Tout en flânant le long des rues, le promeneur découvre les monuments qui révèlent la richesse du patrimoine de Najac.

L’église, qui adopte le style gothique Languedocien, et dont les proportions sont monumentales, a été élevée à la demande des inquisiteurs Dominicains grâce à la participation des habitants, dont plusieurs, suspectés d’hérésie, ont été condamnés au paiement d’une forte amende pour racheter leurs fautes. L’architecture éminemment sobre de ce vaste coffre de pierre, que contrebutent d’énormes contreforts, est éclairée par des fenêtres constituées de dalles ajourées. La nef unique, large et haute, était adaptée au prêche, aux réunions publiques et à l’accueil des pèlerins qui pouvaient y contempler des reliques. Ces derniers recevaient l’hospitalité dans l’auberge Saint-Jacques, située en face de l’église.
Cette chapelle qui conserve l’essentiel de son ordonnance architecturale, et dont subsiste le portail d’entrée, était autrefois associée à un hôpital et à un cimetière. Elle relevait de la Dômerie d'Aubrac. Confisquée au titre des Biens nationaux et vendue pendant la Révolution, elle a été transformée en maison d'habitation.
Cet ouvrage défensif, contemporain du château fort édifié par Alphonse de Poitiers, faisait initialement partie de l’enceinte qui ceinturait la ville jusqu’au 18ème siècle. La porte, couverte par un arc en plein cintre, était surmontée par une chambre haute destinée à en défendre l’accès, et défendue par un assommoir permettant de pilonner d’éventuels assaillants.
Ancienne résidence affectée à l'administration royale, puis propriété de différentes familles nobles se livrant au négoce pendant la fin du Moyen Age, le bâtiment conserve d'importants vestiges architecturaux (arc de boutique, fenêtres, placards, conduit de latrine) datant du 13ème, 14ème et 15ème siècles.
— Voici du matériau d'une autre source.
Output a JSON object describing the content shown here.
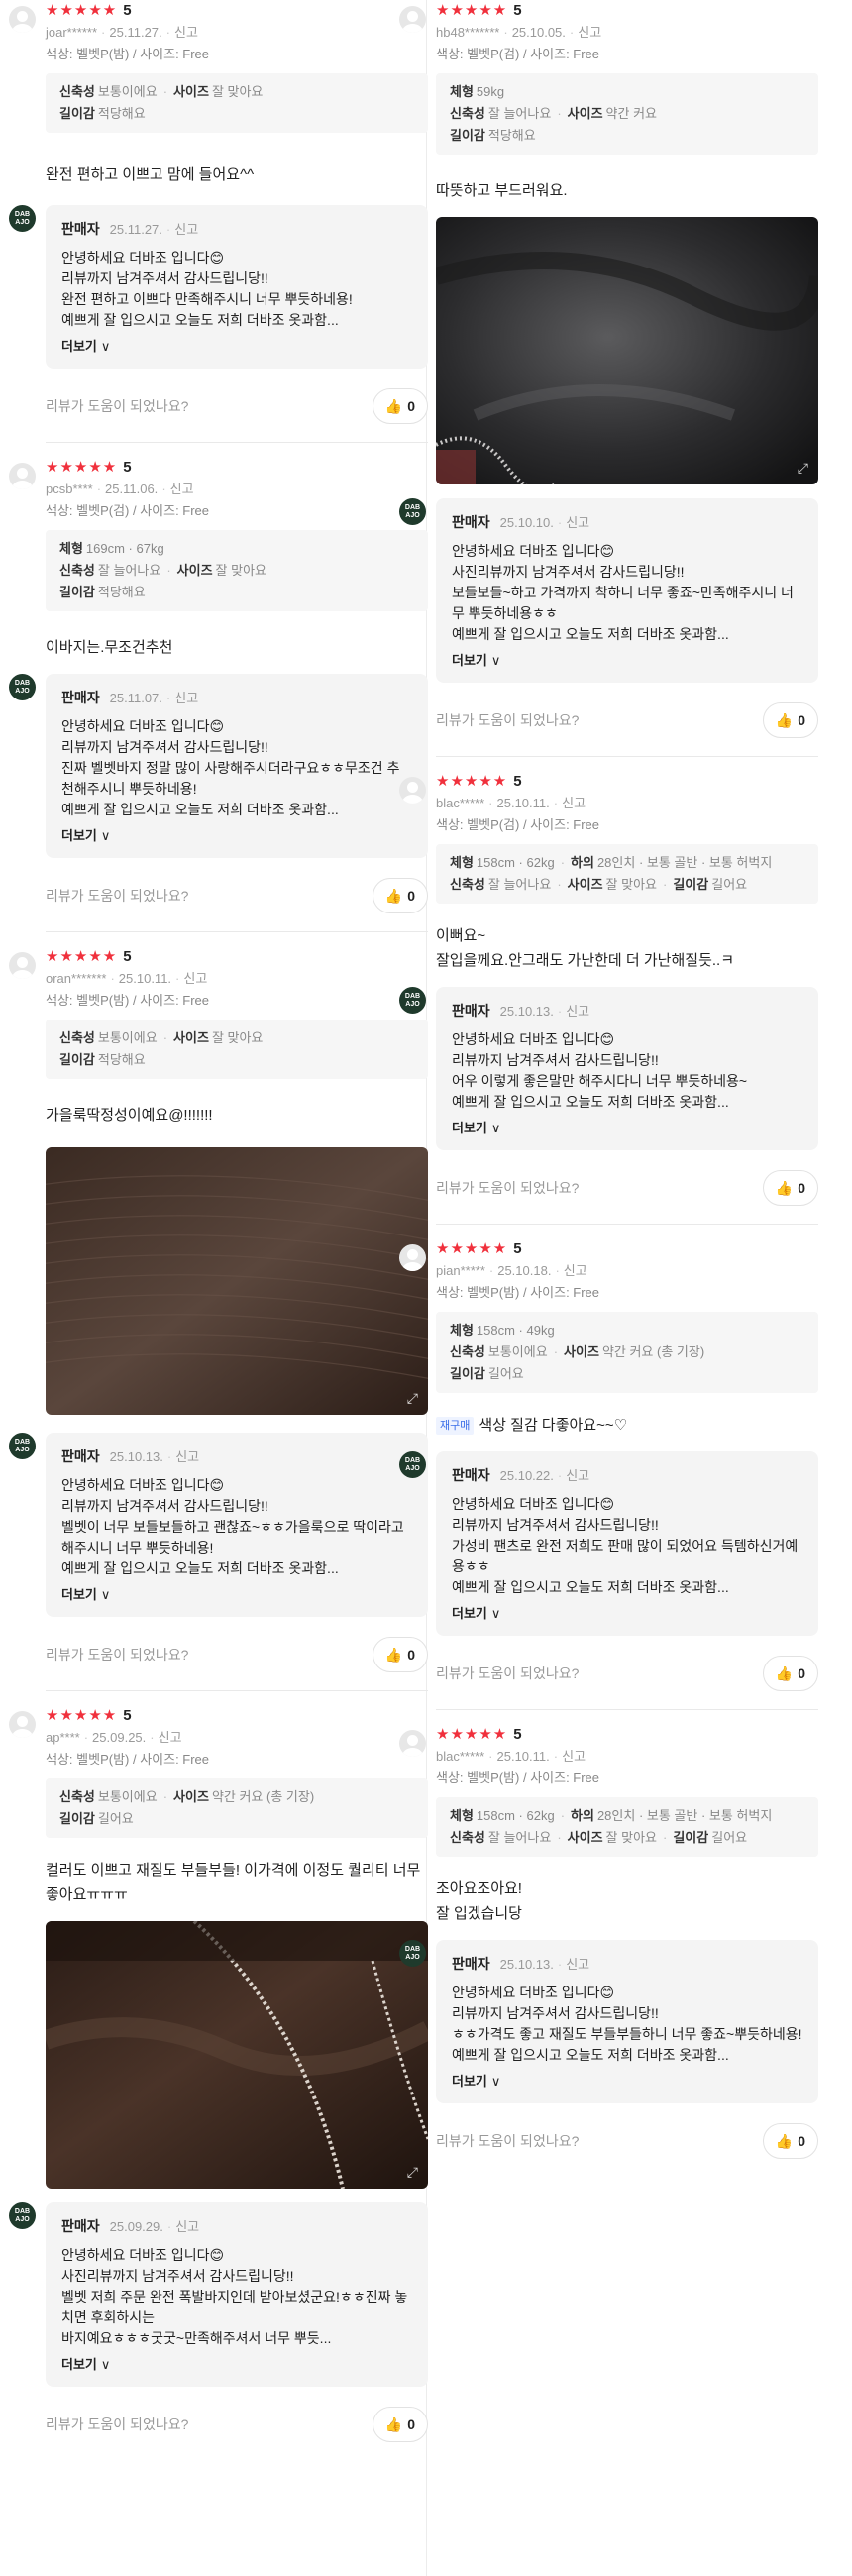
{
  "common": {
    "stars": "★★★★★",
    "report": "신고",
    "seller": "판매자",
    "more": "더보기",
    "chevron": "∨",
    "helpful": "리뷰가 도움이 되었나요?",
    "like_icon": "thumbs-up-icon",
    "brand_color": "#f0303c",
    "logo_text": "DAB AJO"
  },
  "reviews": [
    {
      "score": "5",
      "user": "joar******",
      "date": "25.11.27.",
      "option": "색상: 벨벳P(밤) / 사이즈: Free",
      "specs": [
        [
          {
            "k": "신축성",
            "v": "보통이에요"
          },
          {
            "k": "사이즈",
            "v": "잘 맞아요"
          }
        ],
        [
          {
            "k": "길이감",
            "v": "적당해요"
          }
        ]
      ],
      "text": "완전 편하고 이쁘고 맘에 들어요^^",
      "seller_date": "25.11.27.",
      "seller_text": "안녕하세요 더바조 입니다😊\n리뷰까지 남겨주셔서 감사드립니당!!\n완전 편하고 이쁘다 만족해주시니 너무 뿌듯하네용!\n예쁘게 잘 입으시고 오늘도 저희 더바조 옷과함...",
      "likes": "0"
    },
    {
      "score": "5",
      "user": "pcsb****",
      "date": "25.11.06.",
      "option": "색상: 벨벳P(검) / 사이즈: Free",
      "specs": [
        [
          {
            "k": "체형",
            "v": "169cm · 67kg"
          }
        ],
        [
          {
            "k": "신축성",
            "v": "잘 늘어나요"
          },
          {
            "k": "사이즈",
            "v": "잘 맞아요"
          }
        ],
        [
          {
            "k": "길이감",
            "v": "적당해요"
          }
        ]
      ],
      "text": "이바지는.무조건추천",
      "seller_date": "25.11.07.",
      "seller_text": "안녕하세요 더바조 입니다😊\n리뷰까지 남겨주셔서 감사드립니당!!\n진짜 벨벳바지 정말 많이 사랑해주시더라구요ㅎㅎ무조건 추천해주시니 뿌듯하네용!\n예쁘게 잘 입으시고 오늘도 저희 더바조 옷과함...",
      "likes": "0"
    },
    {
      "score": "5",
      "user": "oran*******",
      "date": "25.10.11.",
      "option": "색상: 벨벳P(밤) / 사이즈: Free",
      "specs": [
        [
          {
            "k": "신축성",
            "v": "보통이에요"
          },
          {
            "k": "사이즈",
            "v": "잘 맞아요"
          }
        ],
        [
          {
            "k": "길이감",
            "v": "적당해요"
          }
        ]
      ],
      "text": "가을룩딱정성이예요@!!!!!!!",
      "photo": "dark-brown-velvet-fabric",
      "seller_date": "25.10.13.",
      "seller_text": "안녕하세요 더바조 입니다😊\n리뷰까지 남겨주셔서 감사드립니당!!\n벨벳이 너무 보들보들하고 괜찮죠~ㅎㅎ가을룩으로 딱이라고 해주시니 너무 뿌듯하네용!\n예쁘게 잘 입으시고 오늘도 저희 더바조 옷과함...",
      "likes": "0"
    },
    {
      "score": "5",
      "user": "ap****",
      "date": "25.09.25.",
      "option": "색상: 벨벳P(밤) / 사이즈: Free",
      "specs": [
        [
          {
            "k": "신축성",
            "v": "보통이에요"
          },
          {
            "k": "사이즈",
            "v": "약간 커요 (총 기장)"
          }
        ],
        [
          {
            "k": "길이감",
            "v": "길어요"
          }
        ]
      ],
      "text": "컬러도 이쁘고 재질도 부들부들! 이가격에 이정도 퀄리티 너무좋아요ㅠㅠㅠ",
      "photo": "brown-velvet-with-lace-trim",
      "seller_date": "25.09.29.",
      "seller_text": "안녕하세요 더바조 입니다😊\n사진리뷰까지 남겨주셔서 감사드립니당!!\n벨벳 저희 주문 완전 폭발바지인데 받아보셨군요!ㅎㅎ진짜 놓치면 후회하시는\n바지예요ㅎㅎㅎ굿굿~만족해주셔서 너무 뿌듯...",
      "likes": "0"
    },
    {
      "score": "5",
      "user": "hb48*******",
      "date": "25.10.05.",
      "option": "색상: 벨벳P(검) / 사이즈: Free",
      "specs": [
        [
          {
            "k": "체형",
            "v": "59kg"
          }
        ],
        [
          {
            "k": "신축성",
            "v": "잘 늘어나요"
          },
          {
            "k": "사이즈",
            "v": "약간 커요"
          }
        ],
        [
          {
            "k": "길이감",
            "v": "적당해요"
          }
        ]
      ],
      "text": "따뜻하고 부드러워요.",
      "photo": "black-velvet-with-lace-trim",
      "seller_date": "25.10.10.",
      "seller_text": "안녕하세요 더바조 입니다😊\n사진리뷰까지 남겨주셔서 감사드립니당!!\n보들보들~하고 가격까지 착하니 너무 좋죠~만족해주시니 너무 뿌듯하네용ㅎㅎ\n예쁘게 잘 입으시고 오늘도 저희 더바조 옷과함...",
      "likes": "0"
    },
    {
      "score": "5",
      "user": "blac*****",
      "date": "25.10.11.",
      "option": "색상: 벨벳P(검) / 사이즈: Free",
      "specs": [
        [
          {
            "k": "체형",
            "v": "158cm · 62kg"
          },
          {
            "k": "하의",
            "v": "28인치 · 보통 골반 · 보통 허벅지"
          }
        ],
        [
          {
            "k": "신축성",
            "v": "잘 늘어나요"
          },
          {
            "k": "사이즈",
            "v": "잘 맞아요"
          },
          {
            "k": "길이감",
            "v": "길어요"
          }
        ]
      ],
      "text": "이뻐요~\n잘입을께요.안그래도 가난한데 더 가난해질듯..ㅋ",
      "seller_date": "25.10.13.",
      "seller_text": "안녕하세요 더바조 입니다😊\n리뷰까지 남겨주셔서 감사드립니당!!\n어우 이렇게 좋은말만 해주시다니 너무 뿌듯하네용~\n예쁘게 잘 입으시고 오늘도 저희 더바조 옷과함...",
      "likes": "0"
    },
    {
      "score": "5",
      "user": "pian*****",
      "date": "25.10.18.",
      "option": "색상: 벨벳P(밤) / 사이즈: Free",
      "specs": [
        [
          {
            "k": "체형",
            "v": "158cm · 49kg"
          }
        ],
        [
          {
            "k": "신축성",
            "v": "보통이에요"
          },
          {
            "k": "사이즈",
            "v": "약간 커요 (총 기장)"
          }
        ],
        [
          {
            "k": "길이감",
            "v": "길어요"
          }
        ]
      ],
      "rebuy": "재구매",
      "text": "색상 질감 다좋아요~~♡",
      "seller_date": "25.10.22.",
      "seller_text": "안녕하세요 더바조 입니다😊\n리뷰까지 남겨주셔서 감사드립니당!!\n가성비 팬츠로 완전 저희도 판매 많이 되었어요 득템하신거예용ㅎㅎ\n예쁘게 잘 입으시고 오늘도 저희 더바조 옷과함...",
      "likes": "0"
    },
    {
      "score": "5",
      "user": "blac*****",
      "date": "25.10.11.",
      "option": "색상: 벨벳P(밤) / 사이즈: Free",
      "specs": [
        [
          {
            "k": "체형",
            "v": "158cm · 62kg"
          },
          {
            "k": "하의",
            "v": "28인치 · 보통 골반 · 보통 허벅지"
          }
        ],
        [
          {
            "k": "신축성",
            "v": "잘 늘어나요"
          },
          {
            "k": "사이즈",
            "v": "잘 맞아요"
          },
          {
            "k": "길이감",
            "v": "길어요"
          }
        ]
      ],
      "text": "조아요조아요!\n잘 입겠습니당",
      "seller_date": "25.10.13.",
      "seller_text": "안녕하세요 더바조 입니다😊\n리뷰까지 남겨주셔서 감사드립니당!!\nㅎㅎ가격도 좋고 재질도 부들부들하니 너무 좋죠~뿌듯하네용!\n예쁘게 잘 입으시고 오늘도 저희 더바조 옷과함...",
      "likes": "0"
    }
  ]
}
Le bâtiment est aujourd'hui en cours de restauration et d’aménagement.
Construite au bas du château fort, cette demeure de la fin du Moyen Age, qui conserve des fenêtres à meneaux, une échauguette et les fragments d’une peinture murale, passe pour avoir été la résidence du sénéchal du Rouergue, à l'époque où Najac - alors peuplée d'environ 3000 âmes - était la capitale administrative et judiciaire de la province du Rouergue.

Cette fontaine publique creusée dans un bloc monumental de granite rose, occupe la partie centrale du village. Une dédicace en latin rappelle la date de sa construction et les noms des consuls qui en furent les commanditaires. Les armes de Najac (un château fort), un évêque bénissant (l'évêque de Rodez Gilbert de Cantobre), un roi portant la barbe, et des personnages aux figures énigmatiques en ornent la cuve décagonale.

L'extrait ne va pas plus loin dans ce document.